I've recently been learning some basic facts about $C^*$-algebras and their connections to representations of locally compact groups $G$, and I'm currently trying to understand the definition of the $C^*$-algebra of a group, which is obtained from the algebra $L^1(G)$ by completion.
Question: Why do we need to complete $L^1(G)$ to form the $C^*$-algebra of $G$?
It's easy to see that the only axiom of a $C^*$-algebra that could possibly fail is the crucial identity $\|T^*T\| = \|T\|^2$, so in one sense, my question is asking why this axiom fails. By playing around with simple examples it is easy to see that the axiom fails for $G=\mathbb Z$ (Why is $\ell^1(\mathbb{Z})$ not a $C^{*}$-algebra?).
More generally, Dixmier has an argument that appears to work for any abelian $G$, though I don't understand it. He considers the left regular action $\lambda$ of $G$ on $L^2(G)$. It is easy to see that $\|\lambda(f)\|=\|\hat f\|_\infty$, where $\hat f$ is the Fourier transform of $f$. Since $\|f\|_\infty\neq\|f\|_1$ in general, this means that $\lambda$ is not isometric. All this I understand.
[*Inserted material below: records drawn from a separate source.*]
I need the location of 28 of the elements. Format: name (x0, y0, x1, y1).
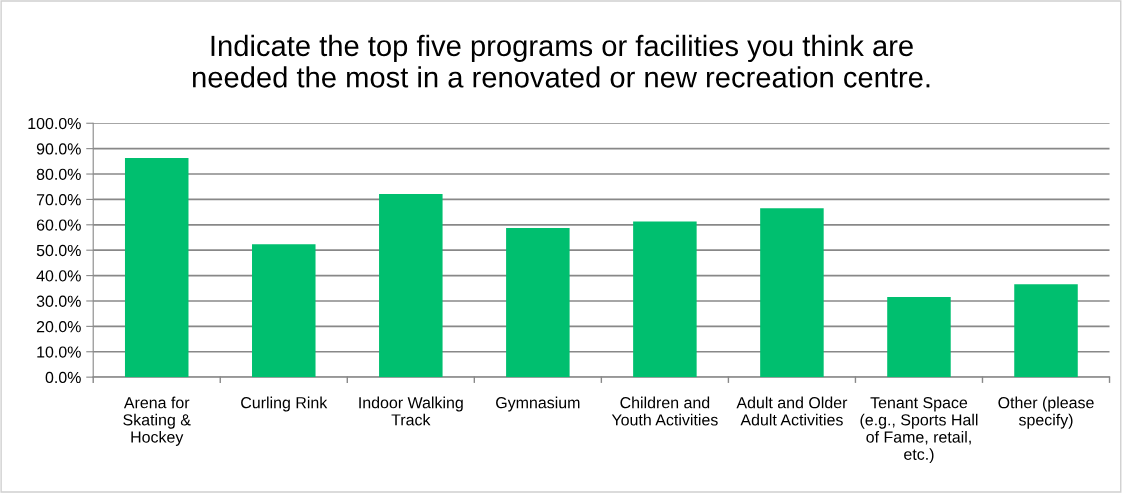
y-tick-label: 80.0% (36, 168, 81, 180)
y-tick-label: 0.0% (45, 371, 81, 384)
x-tick-label: Tenant Space (e.g., Sports Hall of Fame, retail, etc.) (860, 397, 978, 464)
bar (760, 208, 824, 378)
y-tick-label: 100.0% (28, 117, 81, 130)
x-tick-label: Adult and Older Adult Activities (736, 396, 848, 426)
bar (252, 244, 316, 378)
x-tick-label: Other (please specify) (998, 396, 1094, 429)
bar (124, 158, 189, 378)
chart-title: Indicate the top five programs or facilities you think are needed the most in a renovated or new recreation centre. (192, 34, 930, 88)
y-tick-label: 50.0% (36, 244, 81, 257)
x-tick-label: Curling Rink (241, 396, 328, 412)
bar (506, 228, 570, 378)
y-tick-label: 20.0% (36, 321, 81, 333)
y-tick-label: 70.0% (36, 194, 81, 206)
y-tick-label: 90.0% (36, 143, 81, 155)
y-tick-label: 30.0% (36, 295, 81, 307)
y-tick-label: 10.0% (37, 346, 81, 358)
bar (887, 296, 951, 378)
x-tick-label: Gymnasium (496, 396, 580, 412)
y-tick-label: 40.0% (36, 270, 81, 282)
x-tick-label: Indoor Walking Track (359, 396, 463, 426)
bar (379, 194, 443, 378)
y-tick-label: 60.0% (36, 219, 81, 231)
x-tick-label: Children and Youth Activities (611, 396, 718, 426)
bar (1014, 284, 1078, 378)
x-tick-label: Arena for Skating & Hockey (123, 396, 191, 446)
bar (633, 221, 697, 378)
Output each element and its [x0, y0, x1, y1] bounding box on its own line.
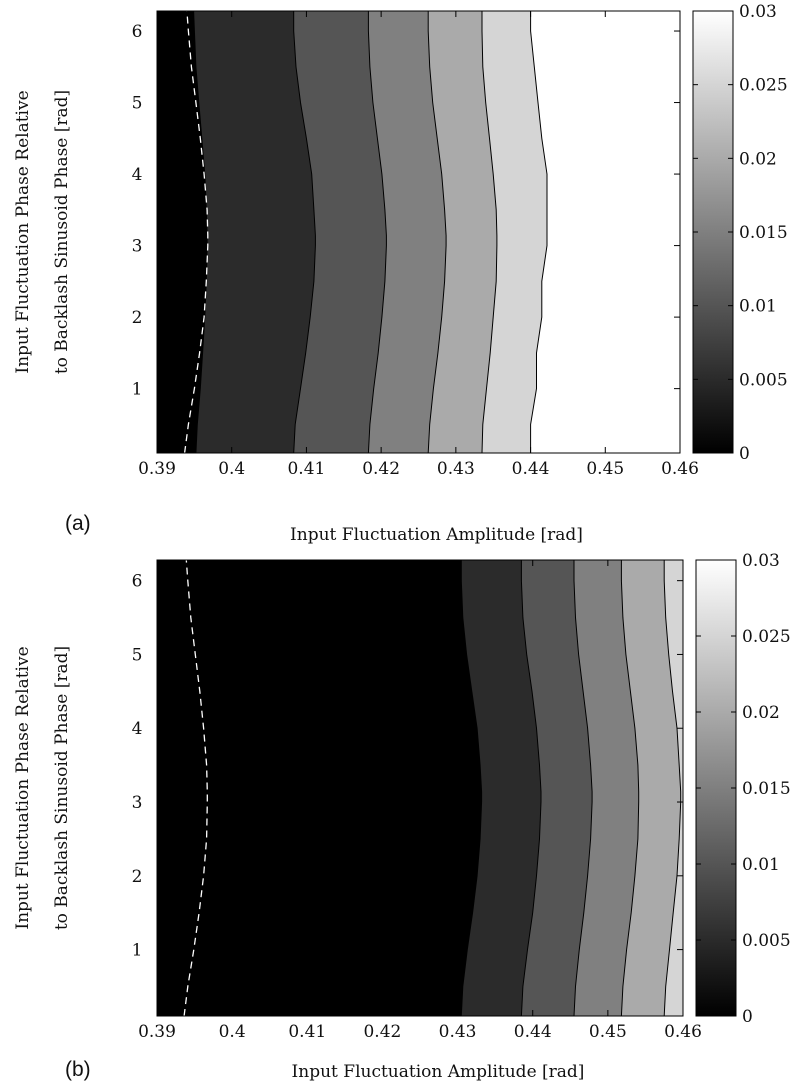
- x-tick-label: 0.39: [138, 459, 176, 479]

But then Dixmier concludes that $L^1(G)$ is not a $C^*$-algebra, and this is where he loses me.
Can anyone clarify Dixmier's argument? (Is it true that morphisms of $C^*$-algebras are isometries, even though this is not required as part of the definition of a morphism?) Or more generally, does anyone have a good "moral" explanation as to why $L^1(G)$ is not a $C^*$-algebra and we have to pass to its $C^*$-enveloping algebra?